• Neil Haas, Patrick Procktor
  • The Approach
  • 24.05—17.06.18

The Approach is pleased to present an exhibition combining the watercolours of the late British artist Patrick Procktor (b. 1936, d. 2003) with drawings by London-based artist Neil Haas (b.1971). The show will centre on the artists’ shared interest in portraiture, particularly their focus on the male figure.

Patrick Procktor quickly rose to fame following an acclaimed sell-out show at London’s Redfern Gallery in 1963. A tall, dandy and flamboyant socialite, Procktor immersed himself into the creative London scene of the time, possessing close friendships with David Hockney, Derek Jarman, Bryan Robertson and the designer Ossie Clark. Drawing others into his increasing social circle, many of whom later became subjects in his works, Procktor soon became a prominent figure that effortlessly bridged the hedonistic worlds of art, music and fashion. Initially working with both oil and ink, Procktor excelled in the unfashionable medium of watercolour, a technique he took up whilst on holiday in Europe during the summer of 1967. Fascinated by light, Procktor used watercolour delicately to give the impression of figures being illuminated from behind, which was also enhanced by his deft skill of painting in the negative. The quickness necessary to execute watercolour freed him from the more laborious method of working with oil on canvas, creating a sensitive and personal approach to painting that seemed at the heart of his practice. Not achieving the prolonged fame of his close friend Hockney, Procktor’s work become overlooked in later years. Drink took a hold leading to a disastrous fire at his home in 1999, destroying many works and leaving him impoverished and with declining health. He died in London in 2003 aged 67.
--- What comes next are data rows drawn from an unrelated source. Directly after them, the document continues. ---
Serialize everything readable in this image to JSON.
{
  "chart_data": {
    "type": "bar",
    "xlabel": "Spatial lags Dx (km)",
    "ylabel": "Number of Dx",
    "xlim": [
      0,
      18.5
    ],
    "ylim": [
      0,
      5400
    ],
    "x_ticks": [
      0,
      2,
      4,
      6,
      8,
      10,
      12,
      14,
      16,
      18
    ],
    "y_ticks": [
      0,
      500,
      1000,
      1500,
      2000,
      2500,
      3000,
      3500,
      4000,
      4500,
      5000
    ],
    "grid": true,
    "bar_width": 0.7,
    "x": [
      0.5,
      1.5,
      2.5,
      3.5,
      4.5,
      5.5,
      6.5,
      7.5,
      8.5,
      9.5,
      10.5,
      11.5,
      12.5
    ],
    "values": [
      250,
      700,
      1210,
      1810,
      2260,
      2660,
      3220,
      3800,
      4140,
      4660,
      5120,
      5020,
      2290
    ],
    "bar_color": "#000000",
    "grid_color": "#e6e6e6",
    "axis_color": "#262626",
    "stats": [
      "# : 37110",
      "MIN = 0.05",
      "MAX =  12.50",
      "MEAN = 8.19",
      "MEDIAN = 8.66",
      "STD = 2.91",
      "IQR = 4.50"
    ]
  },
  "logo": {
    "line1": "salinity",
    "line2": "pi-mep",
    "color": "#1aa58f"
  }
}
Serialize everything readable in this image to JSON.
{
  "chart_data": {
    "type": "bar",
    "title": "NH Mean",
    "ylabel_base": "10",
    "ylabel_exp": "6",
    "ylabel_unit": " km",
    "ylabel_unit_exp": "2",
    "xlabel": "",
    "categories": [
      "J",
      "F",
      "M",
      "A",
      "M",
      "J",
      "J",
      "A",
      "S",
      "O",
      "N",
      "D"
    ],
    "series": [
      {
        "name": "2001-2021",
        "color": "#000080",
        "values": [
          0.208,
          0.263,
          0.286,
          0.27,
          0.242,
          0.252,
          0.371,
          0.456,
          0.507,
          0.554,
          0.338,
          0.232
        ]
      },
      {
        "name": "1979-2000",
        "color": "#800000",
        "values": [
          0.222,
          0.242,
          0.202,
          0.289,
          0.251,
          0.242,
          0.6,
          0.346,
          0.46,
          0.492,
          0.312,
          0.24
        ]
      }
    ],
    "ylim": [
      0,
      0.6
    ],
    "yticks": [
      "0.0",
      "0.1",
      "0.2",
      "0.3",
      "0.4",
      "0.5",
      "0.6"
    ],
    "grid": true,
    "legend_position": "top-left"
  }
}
In contrast to Patrick Procktor, whose familiar subjects often sat for the artist, the young men in Neil Haas’s drawings are unknown to the artist, sourced from men’s fashion and lifestyle magazines or simply taken from the internet. Haas spent his younger years in the small Northern town of South Shields, where he acknowledges a familiar story of experiencing a kind of freedom from looking at fashion magazines, which he saw as a window to another world. Haas equated the handsome looks of the young men within the covers, to a happiness and desire formed from particular ideals of masculinity. Like Procktor, Haas also works in various media such as painting, sculpture, textile and performance, some elements of which are included in the show. Along with a performance on the opening night and the accompanying paraphernalia left lingering through the show, drawings on plastic Venetian blinds hang from the gallery ceiling. This unusual surface loosely relates to early memories Haas has as a teenager, secretly looking through an obscured bathroom window at a neighbour’s son across the road. The blinds act doubly as a visual metaphor, at once imitating the original source of Haas’s voyeurism, but also as a device for evoking the fractures or flaws underneath the surface of an imagined and overly idealistic sense of aesthetic beauty.